Lying or shading the truth. Telling OCR you have a Risk Analysis when you do not. Saying you have BAAs with all vendors when you have BAAs with some. False statements to a federal regulator extend liability and can support criminal referral under 18 USC 1001. The honest path, acknowledging gaps and showing what you have done since the letter, produces better outcomes.

Treating the letter as a one-time event rather than a compliance program reset. The practices with the smallest OCR settlements are the ones that use the investigation as the trigger to build the program they should have had, often starting with a proper written Risk Analysis. The practices with the largest settlements treat the response as the entire engagement and have nothing in place six months later when OCR conducts a follow-up review. Buying a HIPAA compliance seal will not save you here either.

What Happens After You Respond

Most complaint inquiries close after your initial response. You receive a closure letter from OCR within 90 to 180 days confirming the case is resolved. No penalty. No corrective action. No public listing.

Some cases lead to a Voluntary Corrective Action plan. OCR identifies specific compliance gaps. You agree to address them within a defined timeline. You provide periodic evidence of completion. The case closes when the corrective actions are documented complete. No civil monetary penalty.

Cases involving willful neglect, repeated violations, or substantial patient harm can lead to a Resolution Agreement with a monetary settlement. Public listing on the HHS enforcement page. A multi-year Corrective Action Plan with regular reporting requirements. The smallest published settlements against individual healthcare practices in 2024 and 2025 ranged from $30,000 to $170,000. Larger entities have settled for substantially more.

The path between these outcomes is not luck. It is the quality of your documentation, the speed and honesty of your response, and the corrective action you take while the investigation is open.

One Last Thing

The hardest part of receiving an OCR letter is that it feels personal. Someone reported you, or a system you trusted failed, or a routine inquiry suddenly threatens the practice you spent years building. The instinct is to push back, to explain, to make it go away quickly.

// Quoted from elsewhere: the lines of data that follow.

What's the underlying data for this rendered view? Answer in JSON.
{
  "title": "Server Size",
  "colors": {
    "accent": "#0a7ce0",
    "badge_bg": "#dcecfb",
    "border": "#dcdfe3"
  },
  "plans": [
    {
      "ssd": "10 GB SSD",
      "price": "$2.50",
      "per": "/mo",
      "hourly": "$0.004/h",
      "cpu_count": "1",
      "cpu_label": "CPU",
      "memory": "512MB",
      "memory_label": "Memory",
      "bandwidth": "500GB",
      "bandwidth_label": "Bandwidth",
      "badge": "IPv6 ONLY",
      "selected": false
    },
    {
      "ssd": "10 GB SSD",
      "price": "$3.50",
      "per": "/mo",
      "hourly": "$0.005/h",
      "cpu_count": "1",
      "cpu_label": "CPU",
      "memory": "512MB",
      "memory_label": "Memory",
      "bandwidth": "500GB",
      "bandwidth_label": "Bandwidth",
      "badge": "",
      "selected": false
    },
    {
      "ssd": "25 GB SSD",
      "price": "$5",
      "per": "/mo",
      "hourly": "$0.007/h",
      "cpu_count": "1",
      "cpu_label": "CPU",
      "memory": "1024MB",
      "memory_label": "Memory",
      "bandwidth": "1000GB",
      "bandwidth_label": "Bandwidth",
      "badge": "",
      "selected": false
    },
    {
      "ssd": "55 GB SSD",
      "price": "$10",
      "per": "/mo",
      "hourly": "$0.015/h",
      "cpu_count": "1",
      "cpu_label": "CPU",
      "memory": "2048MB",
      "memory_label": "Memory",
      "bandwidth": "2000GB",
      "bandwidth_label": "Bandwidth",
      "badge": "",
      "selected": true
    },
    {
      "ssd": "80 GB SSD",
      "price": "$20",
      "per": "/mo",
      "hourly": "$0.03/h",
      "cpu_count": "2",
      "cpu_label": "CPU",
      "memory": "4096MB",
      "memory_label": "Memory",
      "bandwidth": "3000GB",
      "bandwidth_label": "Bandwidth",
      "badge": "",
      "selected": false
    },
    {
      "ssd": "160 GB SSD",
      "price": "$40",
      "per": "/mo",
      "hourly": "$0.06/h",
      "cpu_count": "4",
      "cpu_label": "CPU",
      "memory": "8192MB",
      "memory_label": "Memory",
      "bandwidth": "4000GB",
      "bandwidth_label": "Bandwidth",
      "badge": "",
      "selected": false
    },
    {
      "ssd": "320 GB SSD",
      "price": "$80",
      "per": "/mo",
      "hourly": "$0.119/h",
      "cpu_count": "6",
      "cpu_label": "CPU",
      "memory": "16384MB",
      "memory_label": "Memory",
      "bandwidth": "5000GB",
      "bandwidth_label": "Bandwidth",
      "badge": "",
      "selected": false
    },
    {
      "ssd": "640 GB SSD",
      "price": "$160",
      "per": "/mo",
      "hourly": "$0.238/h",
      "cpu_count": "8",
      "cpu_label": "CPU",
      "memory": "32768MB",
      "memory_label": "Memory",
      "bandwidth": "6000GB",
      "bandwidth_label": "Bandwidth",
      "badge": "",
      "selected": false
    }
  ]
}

The OCR investigators reading your response are not trying to destroy your practice. They are checking whether you took HIPAA seriously, whether you can document what you did, and whether you are willing to address what you missed. Practices that engage with that process honestly usually come out the other side with a stronger program and no penalty. Practices that resist usually do not.

If you are reading this because a letter is sitting on your desk right now, take the next hour to scan it, note the deadline, and identify what was actually requested. The next two days are for preservation and gap assessment. The next ten days are for the response itself. Three days of careful work at the start determines most of the outcome.